O günden sonra, delil toplama operasyonları başladı. Suçlamalar uyduruldu, dosyalar biriktirildi; beni devletin güvenliğini ve ülke içindeki ve dışındaki toplumsal barışı tehdit eden tehlikeli bir terörist gibi göstermek için. Bunun için “kara para aklama”, “renkli odalar”, “gizli aygıtlar” gibi başka dava isimleri icat ettiler. Oysa söz konusu hareket, ülkedeki en büyük ve köklü harekettir; dört seçim geçirmiş ve hepsinde galip gelmiş bir harekettir. Öyleyse gizliliğe ne ihtiyacı olabilirdi ki?
Ayrıca, “yurt dışına savaşçı gönderme” suçlamalarıyla itham edilen bir partiydi ki, bu partinin İçişleri Bakanı, Ensar eş-Şeria’yı terör örgütü olarak sınıflandırmaya cesaret eden ilk kişiydi. Örgütlerini yasakladı, varlıklarıyla mücadele etti. Oysa başka bazıları bu yasağa karşı çıkmış, onların var olma hakkını savunmuş ve bu karardan geri dönülmesini istemişti.

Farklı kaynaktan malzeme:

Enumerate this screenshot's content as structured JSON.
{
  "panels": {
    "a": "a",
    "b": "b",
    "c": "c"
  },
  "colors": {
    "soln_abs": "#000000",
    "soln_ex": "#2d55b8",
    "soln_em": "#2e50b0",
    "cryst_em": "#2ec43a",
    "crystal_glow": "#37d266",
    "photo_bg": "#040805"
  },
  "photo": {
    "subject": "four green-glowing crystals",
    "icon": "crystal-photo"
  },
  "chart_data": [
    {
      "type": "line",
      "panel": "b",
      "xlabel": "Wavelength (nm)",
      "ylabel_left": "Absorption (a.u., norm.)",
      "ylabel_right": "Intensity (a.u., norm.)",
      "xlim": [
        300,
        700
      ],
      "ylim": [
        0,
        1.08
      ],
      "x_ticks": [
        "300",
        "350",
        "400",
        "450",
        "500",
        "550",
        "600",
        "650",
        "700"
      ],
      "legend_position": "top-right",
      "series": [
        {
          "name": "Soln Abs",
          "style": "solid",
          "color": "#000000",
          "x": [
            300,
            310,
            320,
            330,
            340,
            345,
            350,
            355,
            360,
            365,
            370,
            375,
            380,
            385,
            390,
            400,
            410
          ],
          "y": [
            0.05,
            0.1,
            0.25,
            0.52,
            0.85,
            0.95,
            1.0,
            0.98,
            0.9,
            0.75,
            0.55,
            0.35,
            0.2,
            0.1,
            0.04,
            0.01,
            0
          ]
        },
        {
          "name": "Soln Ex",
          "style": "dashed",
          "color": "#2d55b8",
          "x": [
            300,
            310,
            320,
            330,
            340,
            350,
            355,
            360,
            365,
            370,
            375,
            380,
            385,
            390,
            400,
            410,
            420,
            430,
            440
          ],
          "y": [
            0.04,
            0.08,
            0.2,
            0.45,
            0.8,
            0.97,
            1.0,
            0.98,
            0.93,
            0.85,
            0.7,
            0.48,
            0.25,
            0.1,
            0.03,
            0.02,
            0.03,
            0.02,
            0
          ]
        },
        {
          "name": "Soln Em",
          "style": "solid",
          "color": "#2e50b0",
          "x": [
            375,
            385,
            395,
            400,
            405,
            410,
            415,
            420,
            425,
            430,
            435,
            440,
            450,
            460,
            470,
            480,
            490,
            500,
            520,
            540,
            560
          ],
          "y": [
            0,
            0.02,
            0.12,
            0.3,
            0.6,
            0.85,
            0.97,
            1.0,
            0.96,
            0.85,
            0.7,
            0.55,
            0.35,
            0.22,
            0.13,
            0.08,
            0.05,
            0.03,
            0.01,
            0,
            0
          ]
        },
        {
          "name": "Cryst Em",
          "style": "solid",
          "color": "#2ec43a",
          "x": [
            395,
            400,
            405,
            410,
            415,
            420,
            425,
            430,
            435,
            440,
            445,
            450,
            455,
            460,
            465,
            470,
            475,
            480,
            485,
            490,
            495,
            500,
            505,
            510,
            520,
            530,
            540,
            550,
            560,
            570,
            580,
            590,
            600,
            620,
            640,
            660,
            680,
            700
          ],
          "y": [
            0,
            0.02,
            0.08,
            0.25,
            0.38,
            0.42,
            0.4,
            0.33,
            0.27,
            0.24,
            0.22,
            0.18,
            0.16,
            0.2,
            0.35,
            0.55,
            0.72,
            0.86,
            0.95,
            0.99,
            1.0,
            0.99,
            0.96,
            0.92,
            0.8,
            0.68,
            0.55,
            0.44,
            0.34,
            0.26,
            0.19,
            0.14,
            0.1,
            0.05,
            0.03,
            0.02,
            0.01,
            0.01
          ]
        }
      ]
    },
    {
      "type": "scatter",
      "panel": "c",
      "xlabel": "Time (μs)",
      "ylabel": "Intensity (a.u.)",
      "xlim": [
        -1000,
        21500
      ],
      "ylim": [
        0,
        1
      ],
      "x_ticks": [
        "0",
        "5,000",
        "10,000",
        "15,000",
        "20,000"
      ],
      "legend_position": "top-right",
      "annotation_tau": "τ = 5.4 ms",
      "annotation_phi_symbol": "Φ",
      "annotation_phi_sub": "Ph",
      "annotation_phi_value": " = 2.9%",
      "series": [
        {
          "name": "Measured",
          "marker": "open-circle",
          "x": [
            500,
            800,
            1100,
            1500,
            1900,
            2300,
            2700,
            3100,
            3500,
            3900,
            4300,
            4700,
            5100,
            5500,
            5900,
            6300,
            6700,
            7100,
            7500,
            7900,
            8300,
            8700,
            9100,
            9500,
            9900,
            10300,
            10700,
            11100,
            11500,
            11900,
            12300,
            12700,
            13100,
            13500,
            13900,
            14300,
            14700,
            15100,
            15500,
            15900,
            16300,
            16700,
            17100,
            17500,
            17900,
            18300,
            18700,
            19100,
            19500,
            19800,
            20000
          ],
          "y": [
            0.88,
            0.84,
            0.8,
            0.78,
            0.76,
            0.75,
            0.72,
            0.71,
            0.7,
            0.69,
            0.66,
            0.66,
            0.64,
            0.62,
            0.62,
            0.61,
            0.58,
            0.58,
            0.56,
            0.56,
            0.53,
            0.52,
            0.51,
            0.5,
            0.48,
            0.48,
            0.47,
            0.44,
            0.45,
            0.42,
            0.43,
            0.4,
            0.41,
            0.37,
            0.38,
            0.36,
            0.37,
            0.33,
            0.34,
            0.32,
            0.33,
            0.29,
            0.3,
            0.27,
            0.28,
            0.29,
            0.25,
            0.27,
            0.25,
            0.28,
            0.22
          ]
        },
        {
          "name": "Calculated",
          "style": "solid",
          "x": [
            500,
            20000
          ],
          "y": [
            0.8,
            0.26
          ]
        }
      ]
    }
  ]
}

Bu zulmedici suçlama yönteminin bir devamı olarak başka dosyalar da açıldı. Hatta bir arkadaşımız için düzenlediğim bir veda konuşmasında, kendisini “zalimlerden korkmayan ve zorbalardan çekinmeyen biri” diye tanımlamam bile, güvenlik güçlerine hakaret sayıldı. Silahlı grupların da benzer ifadeler kullandığı bahanesiyle suçlama konusu yapıldı. Bir ramazan sohbetinde yaptığım, muhalefeti dışlamaya, farklı olanı yok saymaya devam etmenin tehlikelerine dair uyarı konuşmamı bile, “silahlı çatışmaya çağrı” şeklinde gösterdiler.
Oysa çağrım, millî birliği, kapsayıcı diyaloğu ve tüm Tunus evlatlarının farklılıklarıyla beraber bir araya gelmesini savunmaya yönelikti. Bu hareket -yani bizim hareketimiz-, Tunus’un İslâmî ve demokratik gelenekleriyle beslenen ve artık yarım asrı aşmış bir harekettir. Hep şiddetin hedefi olmuş, şiddet uygulayan değil; hep dışlanmış, dışlayan değil; hep mazlum olmuş, zalim olmamıştır. Benim konuşmam da dışlamanın ve tek adamcılığın yol açacağı felaketler konusunda bir uyarıydı. Bu felaketler nice ülkeleri batırmış, nice sistemleri devirmiş, nice uygarlıkları yerle bir etmiştir.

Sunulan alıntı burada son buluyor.